The "creativity" dimension of ablation studies is not evaluated—some creative ablation designs might differ from the reference but remain highly valuable.
Only ablation study design is evaluated, without covering complete experimental planning (such as baseline selection and dataset selection).

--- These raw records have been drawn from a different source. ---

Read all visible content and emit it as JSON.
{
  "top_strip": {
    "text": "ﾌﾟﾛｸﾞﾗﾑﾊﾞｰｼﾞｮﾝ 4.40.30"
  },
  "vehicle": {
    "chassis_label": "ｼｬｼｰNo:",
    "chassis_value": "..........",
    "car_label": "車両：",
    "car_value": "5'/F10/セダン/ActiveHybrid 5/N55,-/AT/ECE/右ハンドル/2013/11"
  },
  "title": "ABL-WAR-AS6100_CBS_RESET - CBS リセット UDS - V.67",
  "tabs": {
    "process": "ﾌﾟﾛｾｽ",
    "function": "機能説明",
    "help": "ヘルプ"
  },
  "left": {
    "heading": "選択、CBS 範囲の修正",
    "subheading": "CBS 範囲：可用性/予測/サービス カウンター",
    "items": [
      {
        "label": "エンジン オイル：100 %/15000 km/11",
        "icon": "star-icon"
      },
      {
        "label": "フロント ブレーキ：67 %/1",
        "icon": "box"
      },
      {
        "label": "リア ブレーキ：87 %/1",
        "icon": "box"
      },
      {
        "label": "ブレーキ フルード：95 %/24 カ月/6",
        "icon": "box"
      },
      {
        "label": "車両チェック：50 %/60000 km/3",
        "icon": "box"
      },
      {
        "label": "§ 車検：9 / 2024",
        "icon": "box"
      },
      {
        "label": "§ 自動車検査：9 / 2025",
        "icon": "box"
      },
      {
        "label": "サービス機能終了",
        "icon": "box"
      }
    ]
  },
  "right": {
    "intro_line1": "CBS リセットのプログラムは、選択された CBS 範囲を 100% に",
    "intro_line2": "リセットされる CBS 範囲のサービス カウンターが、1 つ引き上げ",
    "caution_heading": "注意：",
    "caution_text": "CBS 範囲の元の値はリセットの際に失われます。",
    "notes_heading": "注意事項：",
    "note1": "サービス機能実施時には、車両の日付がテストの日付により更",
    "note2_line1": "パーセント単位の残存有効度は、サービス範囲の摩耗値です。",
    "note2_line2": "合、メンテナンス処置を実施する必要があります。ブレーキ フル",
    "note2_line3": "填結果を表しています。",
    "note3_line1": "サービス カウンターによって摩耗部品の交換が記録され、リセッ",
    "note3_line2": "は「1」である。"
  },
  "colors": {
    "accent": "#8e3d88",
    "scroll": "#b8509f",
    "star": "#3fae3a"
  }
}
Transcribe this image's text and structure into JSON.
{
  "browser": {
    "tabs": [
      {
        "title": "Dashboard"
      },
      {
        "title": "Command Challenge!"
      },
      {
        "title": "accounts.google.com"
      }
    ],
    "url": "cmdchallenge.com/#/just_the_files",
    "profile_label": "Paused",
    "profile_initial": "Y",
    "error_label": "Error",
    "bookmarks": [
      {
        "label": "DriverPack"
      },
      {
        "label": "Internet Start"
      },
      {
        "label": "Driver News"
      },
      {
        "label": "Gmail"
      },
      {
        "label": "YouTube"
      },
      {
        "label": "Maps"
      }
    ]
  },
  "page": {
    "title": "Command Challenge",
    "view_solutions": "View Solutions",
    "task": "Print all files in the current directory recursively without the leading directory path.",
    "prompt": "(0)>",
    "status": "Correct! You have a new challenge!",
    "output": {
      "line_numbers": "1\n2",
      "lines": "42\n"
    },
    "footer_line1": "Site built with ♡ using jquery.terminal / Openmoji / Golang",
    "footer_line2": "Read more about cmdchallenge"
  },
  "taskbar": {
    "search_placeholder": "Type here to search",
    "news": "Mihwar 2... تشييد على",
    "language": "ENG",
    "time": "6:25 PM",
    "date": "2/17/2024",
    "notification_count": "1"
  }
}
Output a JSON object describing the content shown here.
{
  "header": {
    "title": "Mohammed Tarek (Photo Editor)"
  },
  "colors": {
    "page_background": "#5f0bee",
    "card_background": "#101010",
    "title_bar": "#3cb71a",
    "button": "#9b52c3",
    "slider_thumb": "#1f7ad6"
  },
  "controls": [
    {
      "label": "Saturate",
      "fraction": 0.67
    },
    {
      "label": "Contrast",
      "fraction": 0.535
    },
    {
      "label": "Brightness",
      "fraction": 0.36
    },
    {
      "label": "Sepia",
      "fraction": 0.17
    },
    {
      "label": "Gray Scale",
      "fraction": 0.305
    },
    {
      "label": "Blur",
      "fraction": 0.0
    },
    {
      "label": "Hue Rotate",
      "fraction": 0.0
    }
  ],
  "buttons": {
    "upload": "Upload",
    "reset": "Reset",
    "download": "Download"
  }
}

vs ReviewAdvisor / MARG / SEA, etc.: Previous AI for Science evaluations focused on paper reviewing and writing. AbGen is the first to focus on experiment design, a core scientific research capability.
vs Code Generation Benchmarks (HumanEval, etc.): Code can be automatically verified, whereas optimal experiment design must be judged by domain experts, presenting higher evaluation difficulty.
Insight: The bottleneck of LLM-assisted research might not lie in the volume of knowledge, but in the capability to be "faithful to specific contexts"—which is fundamentally the same as the faithfulness issue in RAG.

Rating¶

Novelty: ⭐⭐⭐⭐⭐ First ablation study design benchmark + meta-evaluation, novel problem definition.
Experimental Thoroughness: ⭐⭐⭐⭐ 10+ models + human evaluation + user studies + cross-domain validation.
Writing Quality: ⭐⭐⭐⭐ Detailed benchmark construction process, strict quality control.
Value: ⭐⭐⭐⭐⭐ Drives AI for Science from "assisted writing" toward "assisted experiment design".